In the Q4 2019 letter shared by Netflix to its shareholders, Netflix reveals their definition of a view and its impact on its data reports. I’ve copy-pasted the relevant section here and highlighted the important parts.
As we’ve expanded our original content, we’ve been working on how to best share content highlights that demonstrate popularity. Given that we now have titles with widely varying lengths – from short episodes (e.g. Special at around 15 minutes) to long films (e.g. The Highwaymen at 132 minutes), we believe that reporting households viewing a title based on 70% of a single episode of a series or of an entire film, which we have been doing, makes less sense. We are now reporting on households (accounts) that chose to watch a given title . Our new methodology is similar to the BBC iPlayer in their rankings based on “requests” for the title, “most popular” articles on the New York Times which include those who opened the articles, and YouTube view counts. This way, short and long titles are treated equally, leveling the playing field for all types of our content including interactive content, which has no fixed length. The new metric is about 35% higher on average than the prior metric. For example, 45m member households chose to watch Our Planet under the new metric vs. 33m under the prior metric.

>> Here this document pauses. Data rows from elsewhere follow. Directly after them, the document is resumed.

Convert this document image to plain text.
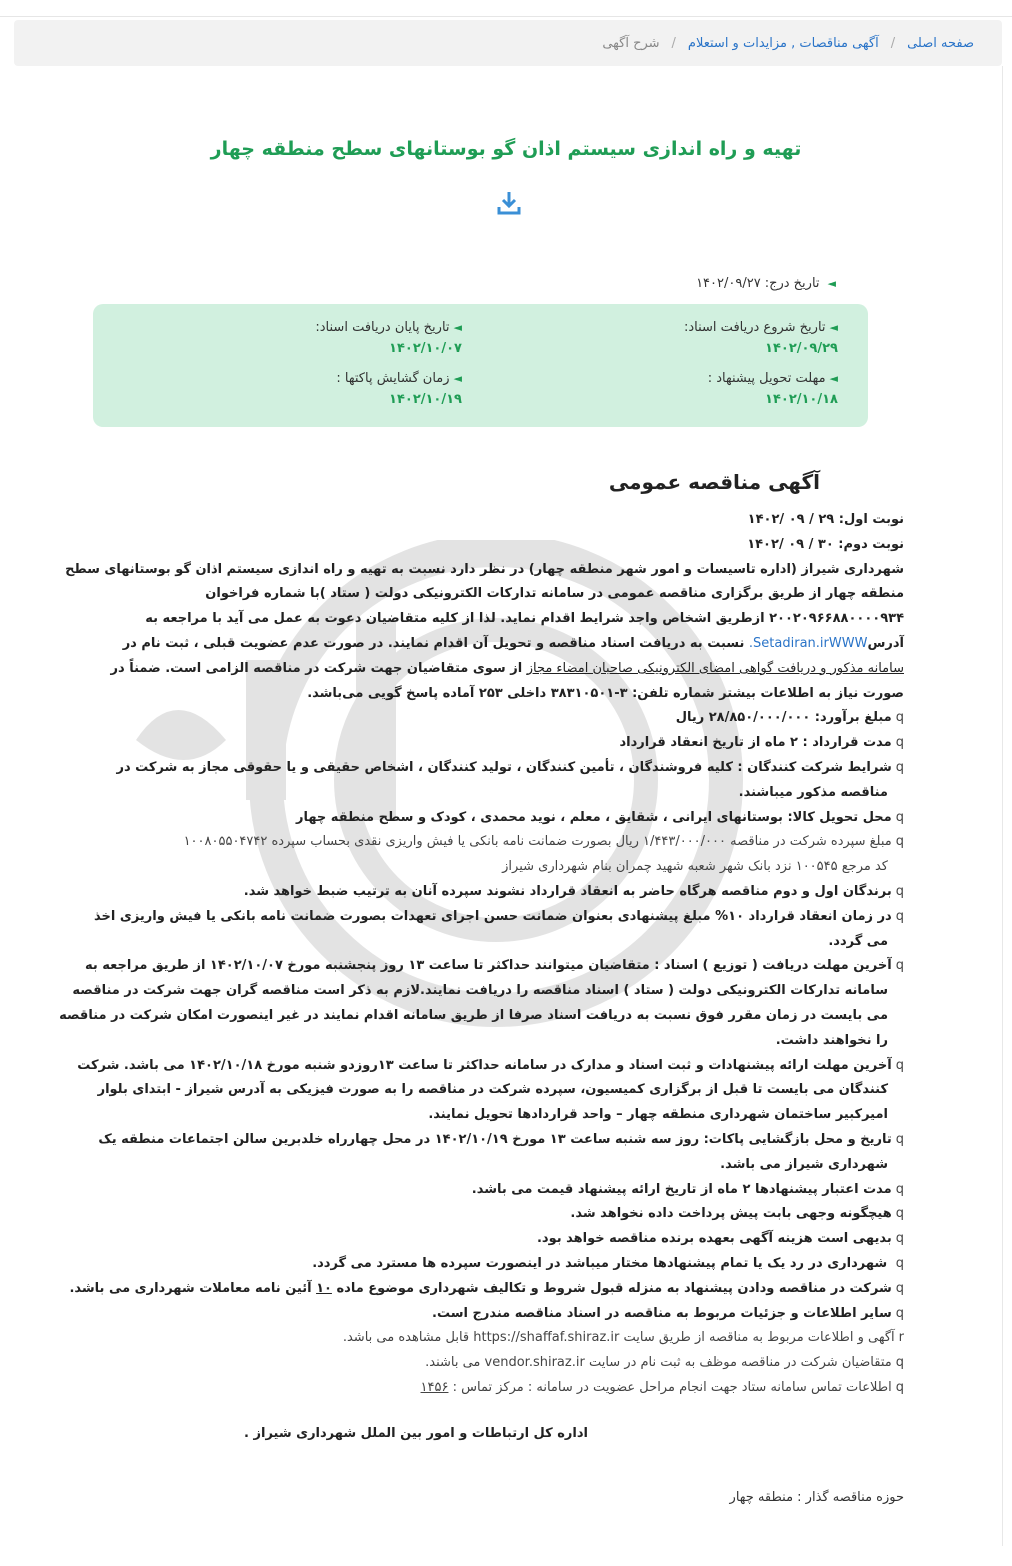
صفحه اصلی
/
آگهی مناقصات , مزایدات و استعلام
/
شرح آگهی
تهیه و راه اندازی سیستم اذان گو بوستانهای سطح منطقه چهار
◄
تاریخ درج:
۱۴۰۲/۰۹/۲۷
◄
تاریخ شروع دریافت اسناد:
۱۴۰۲/۰۹/۲۹
◄
تاریخ پایان دریافت اسناد:
۱۴۰۲/۱۰/۰۷
◄
مهلت تحویل پیشنهاد :
۱۴۰۲/۱۰/۱۸
◄
زمان گشایش پاکتها :
۱۴۰۲/۱۰/۱۹
آگهی مناقصه عمومی
نوبت اول: ۲۹ / ۰۹ /۱۴۰۲
نوبت دوم: ۳۰ / ۰۹ /۱۴۰۲
شهرداری شیراز (اداره تاسیسات و امور شهر منطقه چهار) در نظر دارد نسبت به تهیه و راه اندازی سیستم اذان گو بوستانهای سطح
منطقه چهار از طریق برگزاری مناقصه عمومی در سامانه تدارکات الکترونیکی دولت ( ستاد )با شماره فراخوان
۲۰۰۲۰۹۶۶۸۸۰۰۰۰۹۳۴ ازطریق اشخاص واجد شرایط اقدام نماید. لذا از کلیه متقاضیان دعوت به عمل می آید با مراجعه به
آدرسSetadiran.irWWW. نسبت به دریافت اسناد مناقصه و تحویل آن اقدام نمایند. در صورت عدم عضویت قبلی ، ثبت نام در
سامانه مذکور و دریافت گواهی امضای الکترونیکی صاحبان امضاء مجاز از سوی متقاضیان جهت شرکت در مناقصه الزامی است. ضمناً در
صورت نیاز به اطلاعات بیشتر شماره تلفن: ۳-۳۸۳۱۰۵۰۱ داخلی ۲۵۳ آماده پاسخ گویی می‌باشد.
qمبلغ برآورد: ۲۸/۸۵۰/۰۰۰/۰۰۰ ریال
qمدت قرارداد : ۲ ماه از تاریخ انعقاد قرارداد
qشرایط شرکت کنندگان : کلیه فروشندگان ، تأمین کنندگان ، تولید کنندگان ، اشخاص حقیقی و یا حقوقی مجاز به شرکت در
مناقصه مذکور میباشند.
qمحل تحویل کالا: بوستانهای ایرانی ، شقایق ، معلم ، نوید محمدی ، کودک و سطح منطقه چهار
qمبلغ سپرده شرکت در مناقصه ۱/۴۴۳/۰۰۰/۰۰۰ ریال بصورت ضمانت نامه بانکی یا فیش واریزی نقدی بحساب سپرده ۱۰۰۸۰۵۵۰۴۷۴۲
کد مرجع ۱۰۰۵۴۵ نزد بانک شهر شعبه شهید چمران بنام شهرداری شیراز
qبرندگان اول و دوم مناقصه هرگاه حاضر به انعقاد قرارداد نشوند سپرده آنان به ترتیب ضبط خواهد شد.
qدر زمان انعقاد قرارداد ۱۰% مبلغ پیشنهادی بعنوان ضمانت حسن اجرای تعهدات بصورت ضمانت نامه بانکی یا فیش واریزی اخذ
می گردد.
qآخرین مهلت دریافت ( توزیع ) اسناد : متقاضیان میتوانند حداکثر تا ساعت ۱۳ روز پنجشنبه مورخ ۱۴۰۲/۱۰/۰۷ از طریق مراجعه به
سامانه تدارکات الکترونیکی دولت ( ستاد ) اسناد مناقصه را دریافت نمایند.لازم به ذکر است مناقصه گران جهت شرکت در مناقصه
می بایست در زمان مقرر فوق نسبت به دریافت اسناد صرفا از طریق سامانه اقدام نمایند در غیر اینصورت امکان شرکت در مناقصه
را نخواهند داشت.
qآخرین مهلت ارائه پیشنهادات و ثبت اسناد و مدارک در سامانه حداکثر تا ساعت ۱۳روزدو شنبه مورخ ۱۴۰۲/۱۰/۱۸ می باشد. شرکت
کنندگان می بایست تا قبل از برگزاری کمیسیون، سپرده شرکت در مناقصه را به صورت فیزیکی به آدرس شیراز - ابتدای بلوار
امیرکبیر ساختمان شهرداری منطقه چهار – واحد قراردادها تحویل نمایند.
qتاریخ و محل بازگشایی پاکات: روز سه شنبه ساعت ۱۳ مورخ ۱۴۰۲/۱۰/۱۹ در محل چهارراه خلدبرین سالن اجتماعات منطقه یک
شهرداری شیراز می باشد.
qمدت اعتبار پیشنهادها ۲ ماه از تاریخ ارائه پیشنهاد قیمت می باشد.
qهیچگونه وجهی بابت پیش پرداخت داده نخواهد شد.
qبدیهی است هزینه آگهی بعهده برنده مناقصه خواهد بود.
q شهرداری در رد یک یا تمام پیشنهادها مختار میباشد در اینصورت سپرده ها مسترد می گردد.
qشرکت در مناقصه ودادن پیشنهاد به منزله قبول شروط و تکالیف شهرداری موضوع ماده ۱۰ آئین نامه معاملات شهرداری می باشد.
qسایر اطلاعات و جزئیات مربوط به مناقصه در اسناد مناقصه مندرج است.
rآگهی و اطلاعات مربوط به مناقصه از طریق سایت https://shaffaf.shiraz.ir قابل مشاهده می باشد.
qمتقاضیان شرکت در مناقصه موظف به ثبت نام در سایت vendor.shiraz.ir می باشند.
qاطلاعات تماس سامانه ستاد جهت انجام مراحل عضویت در سامانه : مرکز تماس : ۱۴۵۶
اداره کل ارتباطات و امور بین الملل شهرداری شیراز .
حوزه مناقصه گذار : منطقه چهار
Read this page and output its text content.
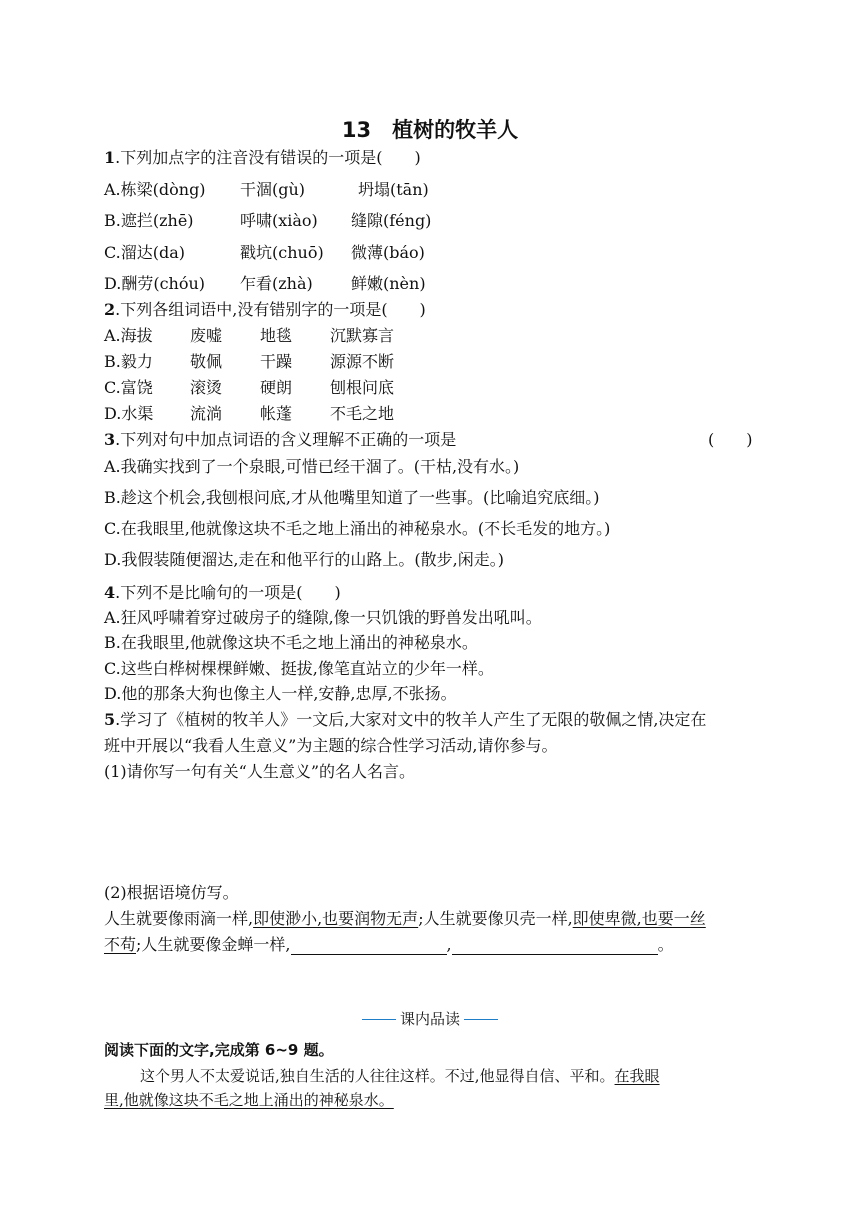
13　植树的牧羊人
1.下列加点字的注音没有错误的一项是(　　)
A.栋梁(dòng)	干涸(gù)	坍塌(tān)
B.遮拦(zhē)	呼啸(xiào)	缝隙(féng)
C.溜达(da)	戳坑(chuō)	微薄(báo)
D.酬劳(chóu)	乍看(zhà)	鲜嫩(nèn)
2.下列各组词语中,没有错别字的一项是(　　)
A.海拔	废嘘	地毯	沉默寡言
B.毅力	敬佩	干躁	源源不断
C.富饶	滚烫	硬朗	刨根问底
D.水渠	流淌	帐蓬	不毛之地
3.下列对句中加点词语的含义理解不正确的一项是	(　　)
A.我确实找到了一个泉眼,可惜已经干涸了。(干枯,没有水。)
B.趁这个机会,我刨根问底,才从他嘴里知道了一些事。(比喻追究底细。)
C.在我眼里,他就像这块不毛之地上涌出的神秘泉水。(不长毛发的地方。)
D.我假装随便溜达,走在和他平行的山路上。(散步,闲走。)
4.下列不是比喻句的一项是(　　)
A.狂风呼啸着穿过破房子的缝隙,像一只饥饿的野兽发出吼叫。
B.在我眼里,他就像这块不毛之地上涌出的神秘泉水。
C.这些白桦树棵棵鲜嫩、挺拔,像笔直站立的少年一样。
D.他的那条大狗也像主人一样,安静,忠厚,不张扬。
5.学习了《植树的牧羊人》一文后,大家对文中的牧羊人产生了无限的敬佩之情,决定在
班中开展以“我看人生意义”为主题的综合性学习活动,请你参与。
(1)请你写一句有关“人生意义”的名人名言。
(2)根据语境仿写。
人生就要像雨滴一样,即使渺小,也要润物无声;人生就要像贝壳一样,即使卑微,也要一丝
不苟;人生就要像金蝉一样,	,	。
课内品读
阅读下面的文字,完成第 6~9 题。
这个男人不太爱说话,独自生活的人往往这样。不过,他显得自信、平和。在我眼
里,他就像这块不毛之地上涌出的神秘泉水。
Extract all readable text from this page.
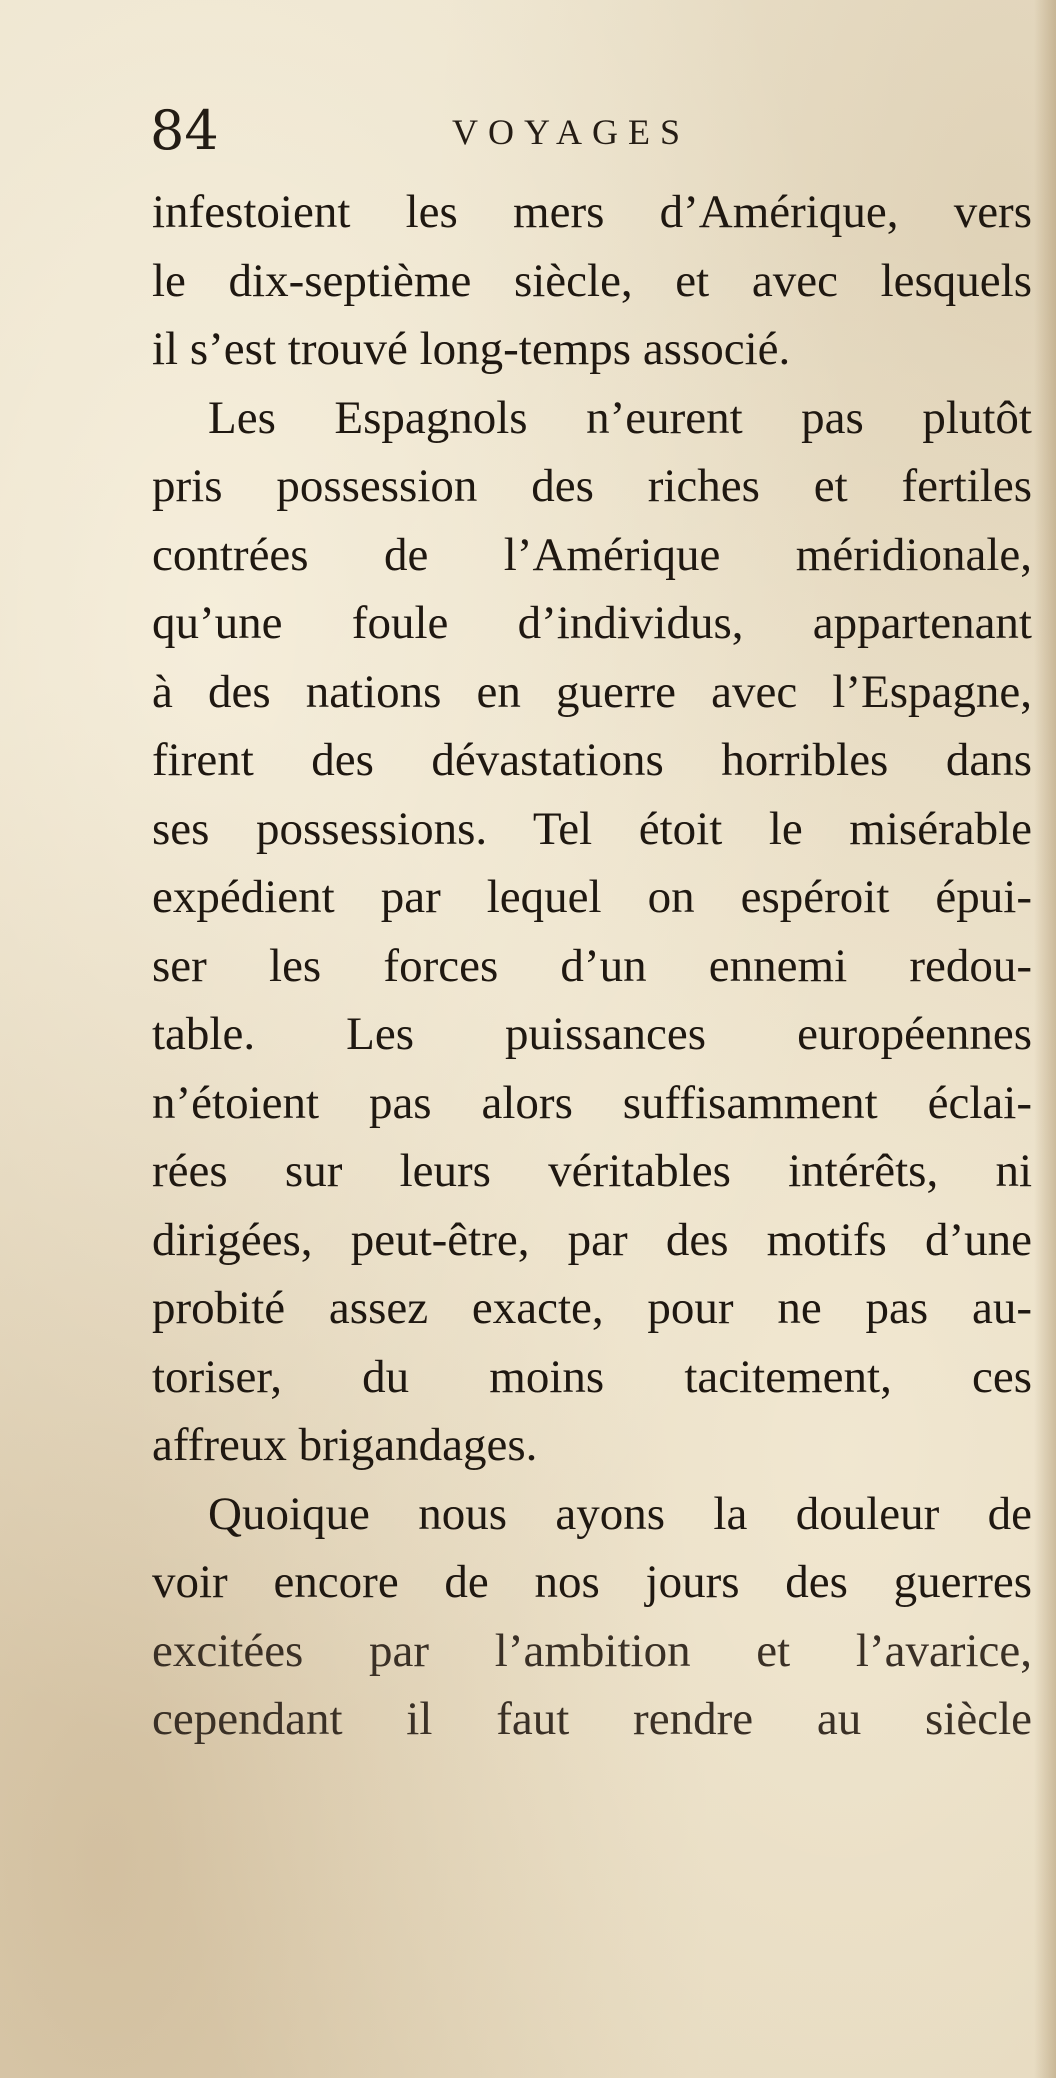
84	VOYAGES
infestoient les mers d’Amérique, vers
le dix-septième siècle, et avec lesquels
il s’est trouvé long-temps associé.
Les Espagnols n’eurent pas plutôt
pris possession des riches et fertiles
contrées de l’Amérique méridionale,
qu’une foule d’individus, appartenant
à des nations en guerre avec l’Espagne,
firent des dévastations horribles dans
ses possessions. Tel étoit le misérable
expédient par lequel on espéroit épui-
ser les forces d’un ennemi redou-
table. Les puissances européennes
n’étoient pas alors suffisamment éclai-
rées sur leurs véritables intérêts, ni
dirigées, peut-être, par des motifs d’une
probité assez exacte, pour ne pas au-
toriser, du moins tacitement, ces
affreux brigandages.
Quoique nous ayons la douleur de
voir encore de nos jours des guerres
excitées par l’ambition et l’avarice,
cependant il faut rendre au siècle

Buried in a footnote on the same page in the Q4 2019 shareholder letter is an explanation of what “chose to watch a given title” means –
Chose to watch and did watch for at least 2 minutes – long enough to indicate the choice was intentional – is the precise definition
Netflix says that this method of reporting is similar to what the BBC and YouTube do, and so, they aren’t doing anything funny here.
Well, summarizing everything till now, it appears that Netflix counts how many sessions lasted at least 2 minutes and this metric is used to quantify their audience.
The Issue with Reporting Based on “starters”
Portraying a movie’s popularity based solely on “starters” is where things begin to get weird for me.
Having spent a few years in the video analytics industry, I can say with absolute confidence that a large number of views does not * always * translate to popularity. There are caveats one has to consider and some amount of data cleansing and outlier removal is needed before drawing broad conclusions.
When I look at such viewership statistics, a few questions come to mind immediately.
- How long was each view (beyond the 2 minute minimum i.e.)?
- When did each view begin and end (i.e., start and end times)?
- How many views or sessions did a person take to completely watch a movie?
Note: “completely” generally means 90% of the playtime of a movie and this is considered as an acceptable threshold in the industry because people generally skip the credits.
Now, let’s understand with the help of a few examples of why these questions are important in making sense of an audience’s engagement.
Problem 1: if a person watches only 2 minutes, that should not count towards the movie’s popularity.
Example 1: if a person began to watch Extraction, watched it for 2 mins, found it utterly boring, and decided to bail on it after just 3 minutes, then do you count it as a view or a starter? Well, logically speaking – he did start the movie, but, when you take this number without context (the viewer dropped out after 3 minutes) and use it to justify a movie’s “popularity”, it’s not right.
Example 2: Let’s assume that Netflix acquires the “Oceans” franchise and decides to produce the “Oceans 21” with 21 A-Listers from Hollywood. And by a cruel twist-of-fate, they produce a movie with the worst possible storyline and direction. However, what they do get right is marketing! Netflix pulls out all the stops and does a brilliant job at marketing the movie and building up excitement for Oceans 21.
On the day of release, Oceans 21 gets millions of hits because people are excited to see George Clooney and Brad Pitt crush it! But, what’s happening?
- 10 minutes into the movie, most of the viewers realize that the movie sucks and stop watching. But, they are added to the movie’s popularity count because they watched 2 mins, right?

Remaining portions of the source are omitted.